Eu tinha a resposta, mas não quis dar-lha. Não podia dizer-lhe que me fizeram confusão os pés gélidos. Que tinha visto um saco pequeno junto dele onde com certeza não caberia comida. Que me senti profundamente perturbada pela sua exposição ao frio. Que senti a sua debilidade. Que era visível a sua carência.

Fui trabalhar, permanecendo na minha ideia aquele homem que me deixou sem palavras. Ocorreu-me que estaria apenas de passagem, porque, ao contrário de outros, não tinha cartões nem cobertores ou sacos de tudo e de nada, ou talvez fosse apenas um recém-chegado. Eventualmente estaria perdido, não só geograficamente, mas na sua própria vida. E eu senti-me igualmente perdida, sem saber como agir, como falar, eu que não tenho solução para o caso, mas que ainda assim não consigo passar adiante.

Em tempos, houve outros sem-abrigo por aqui. Habituámo-nos a vê-los com a sua parafernália oculta aos olhares mais desatentos, desdobrada ao anoitecer como móvel encastrado. Alguns eram rudes, outros pediam dinheiro que era gasto em vinho no supermercado mais próximo. Outros ainda pediam comer e algumas pessoas chegaram a pagar-lhes uma sopa no café da zona. Outro, mais excêntrico, vivia na rua, mas de manhã pegava no tablet e era vê-lo no café a ver as notícias do dia. Alguns tinham mesmo histórias ligadas ao cais, e conta-se até que um deles terá tentado fugir com uma vaca que foi descarregada dum navio. Habituámo-nos. Como é possível habituarmo-nos?!

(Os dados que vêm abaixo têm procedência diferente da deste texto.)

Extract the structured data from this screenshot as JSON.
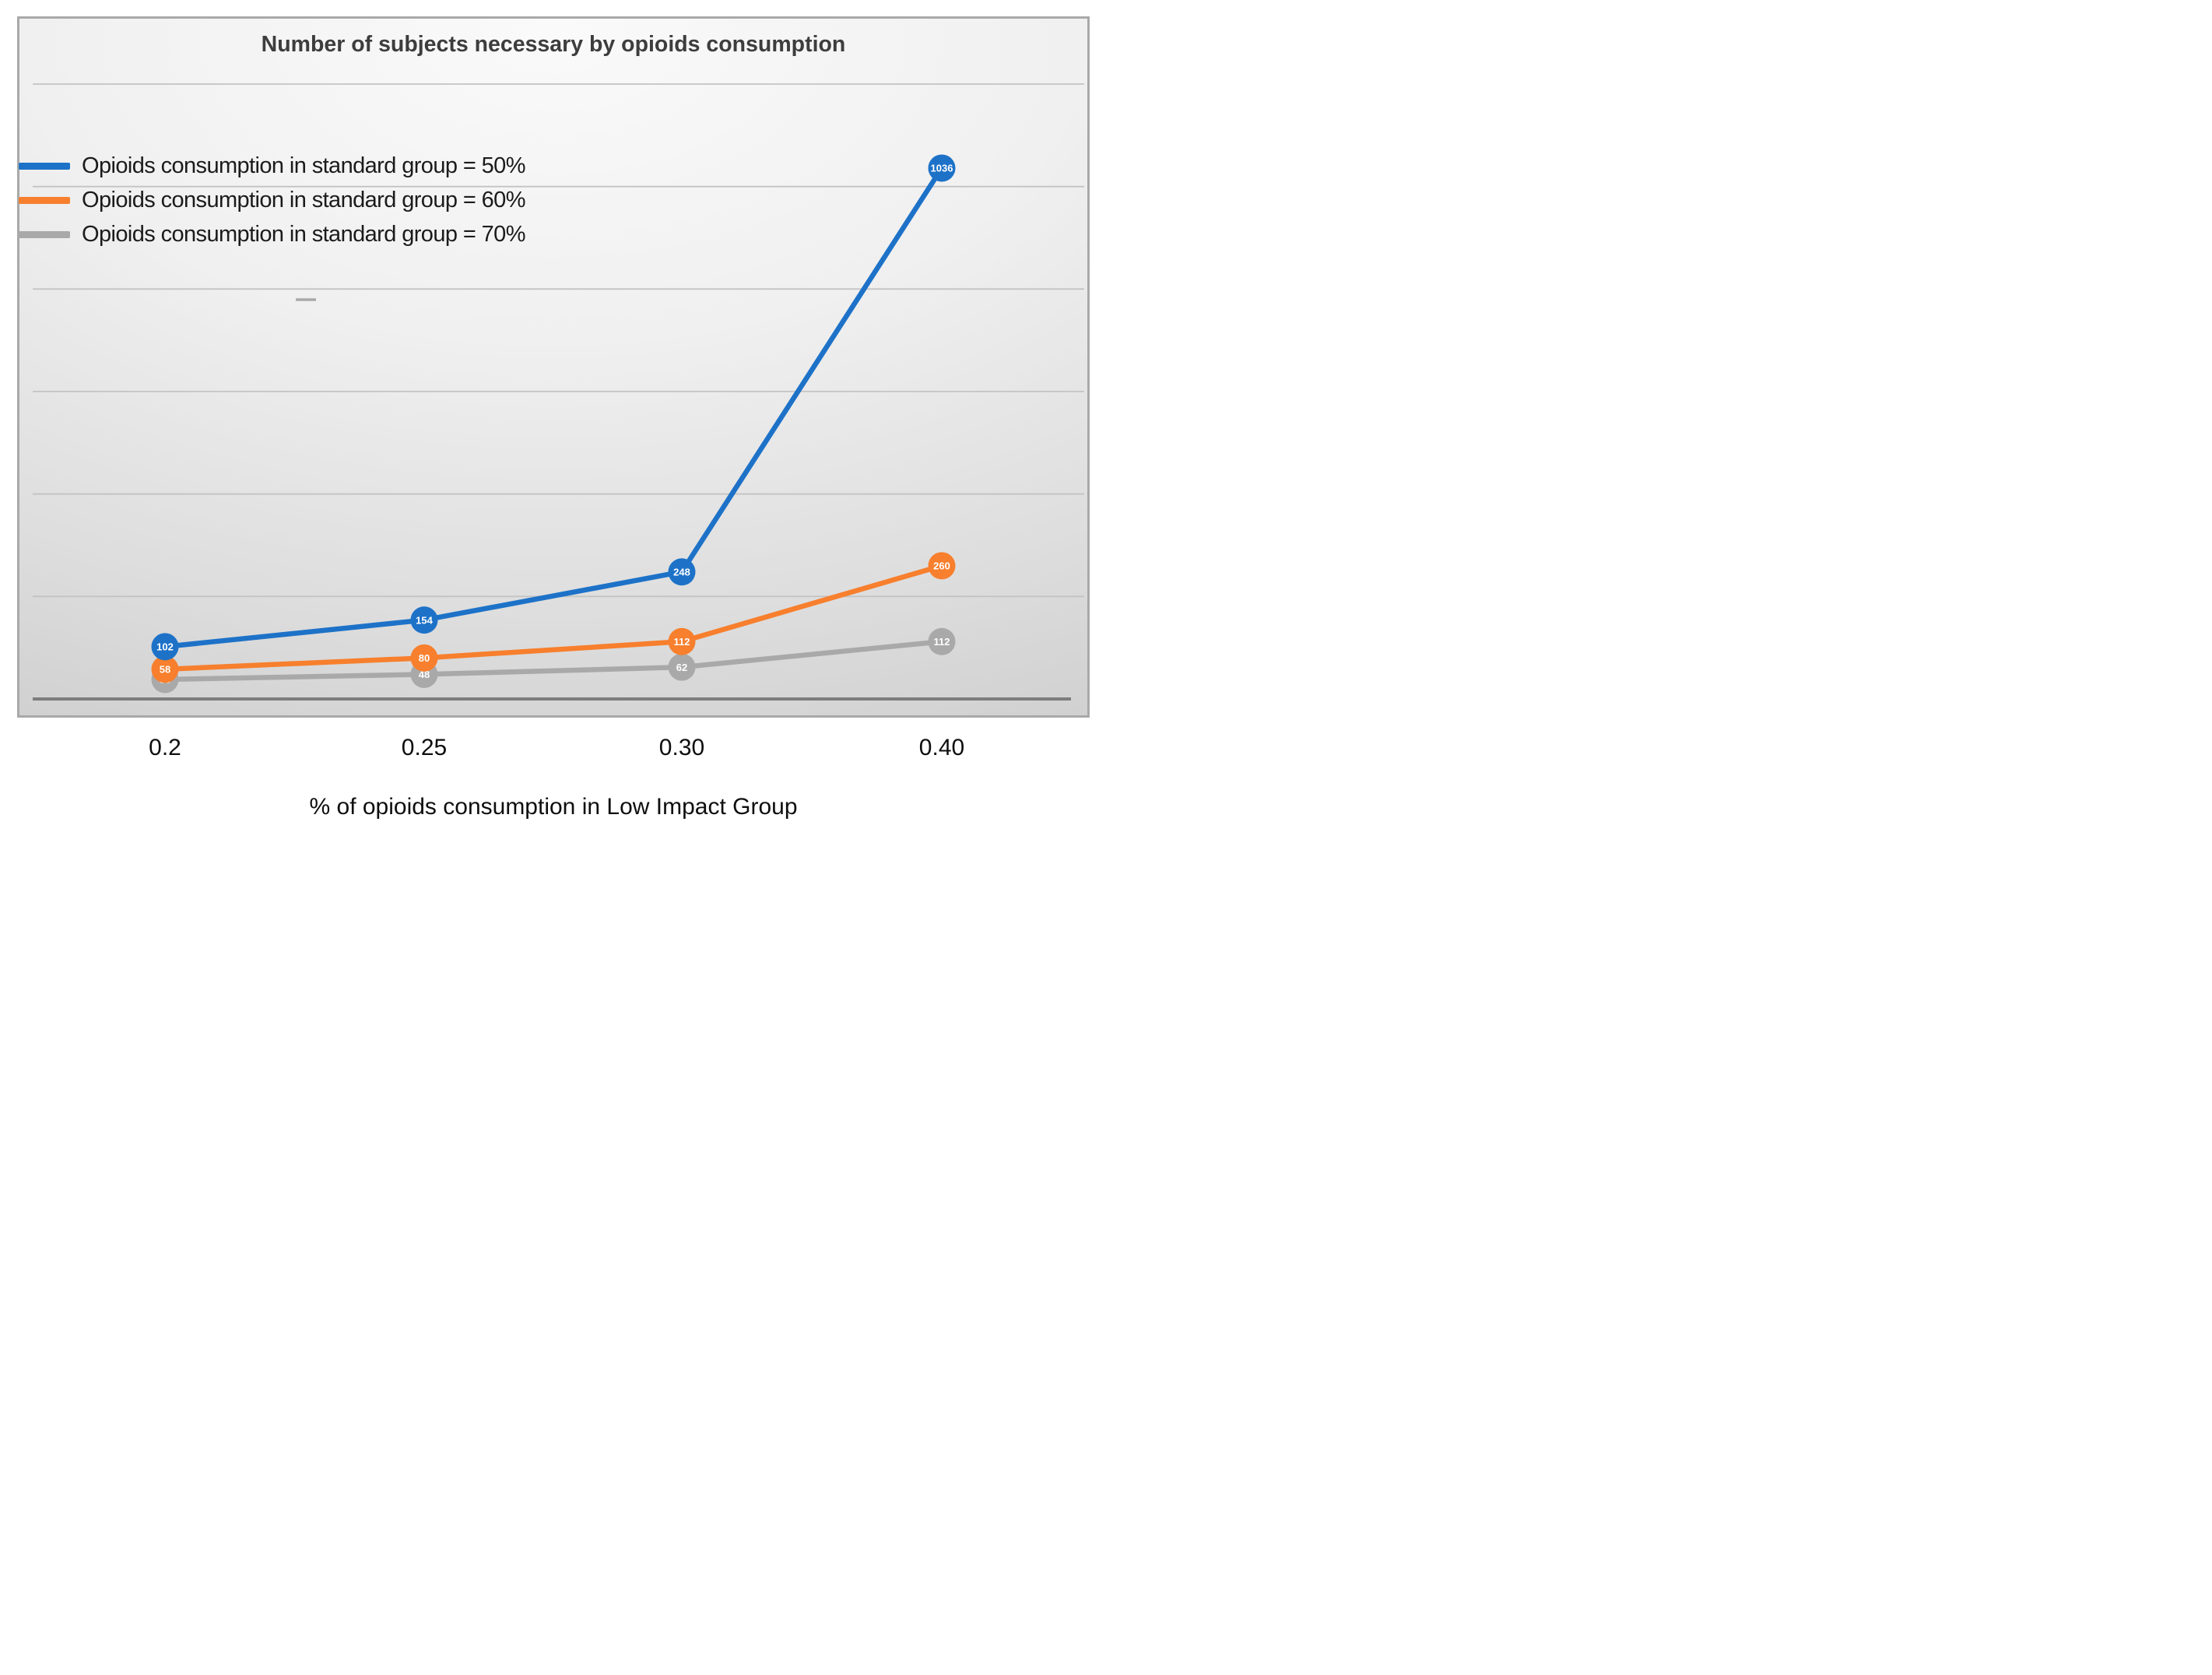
{
  "chart_data": {
    "type": "line",
    "title": "Number of subjects necessary by opioids consumption",
    "xlabel": "% of opioids consumption in Low Impact Group",
    "ylabel": "",
    "categories": [
      "0.2",
      "0.25",
      "0.30",
      "0.40"
    ],
    "series": [
      {
        "name": "Opioids consumption in standard group = 50%",
        "color": "#1D72C8",
        "values": [
          102,
          154,
          248,
          1036
        ]
      },
      {
        "name": "Opioids consumption in standard group = 60%",
        "color": "#F77F2D",
        "values": [
          58,
          80,
          112,
          260
        ]
      },
      {
        "name": "Opioids consumption in standard group = 70%",
        "color": "#A9A9A9",
        "values": [
          38,
          48,
          62,
          112
        ]
      }
    ],
    "ylim": [
      0,
      1200
    ],
    "grid_step": 200,
    "grid": true,
    "y_axis_labels_shown": false,
    "data_labels": true,
    "data_label_color": "#FFFFFF",
    "legend_position": "top-left"
  },
  "style_colors": {
    "gridline": "#c3c3c3",
    "axis_line": "#7d7d7d",
    "box_border": "#a9a9a9",
    "title_text": "#3d3d3d",
    "tick_text": "#0e0e0e"
  }
}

Quando saí já não o vi e confesso o meu alívio, cobarde alívio, porque já não precisaria enfrentá-lo se voltasse a perguntar-me: porquê? Ou sendo menos auto focada, mais que isso, optimista, talvez tivesse um plano, e tivesse partido na sua concretização. Contudo, na manhã seguinte lá estava ele, com uns cartões angariados, com mais um saco onde consegui vislumbrar laranjas. Permaneceu. Os pés roxos também. Ao ver que a cidade acordava, arrumou as coisas  num cantinho e partiu. Não o voltei a ver nesse dia. Mas ao anoitecer, o volume de sacos tinha aumentado. Percebo, pelo volume, que será roupa. Mais alguém pensa nele. Há quem lhe vá deixando, na sua ausência, um conforto.

O que se diz a alguém assim? Como passar por ele sem o ignorar, mas também sem que ele veja a dor no nosso olhar? Como fazê-lo sem o melindrar, sem parecer que lhe dizemos que a sua pobreza é tão imensa que é impossível não notar? Sem o ofender na assunção de que precisa de ajuda? Como abordá-lo, se não temos soluções? Temos nós, cidadãos comuns, que ter soluções? Ou devemos, na fraqueza de princípios, sacudidela do capote, esperar que alguém, entidade, associação ou outro, tome a si a dura tarefa e converse com ele, se inteire da sua história? Isso faz de nós seres fugitivos aos problemas? Ou de forma oposta, somos intrometidos na vida alheia? O que pode cada um de nós fazer efectivamente?

À pergunta dele – por qué? – junto a minha: como reagir a?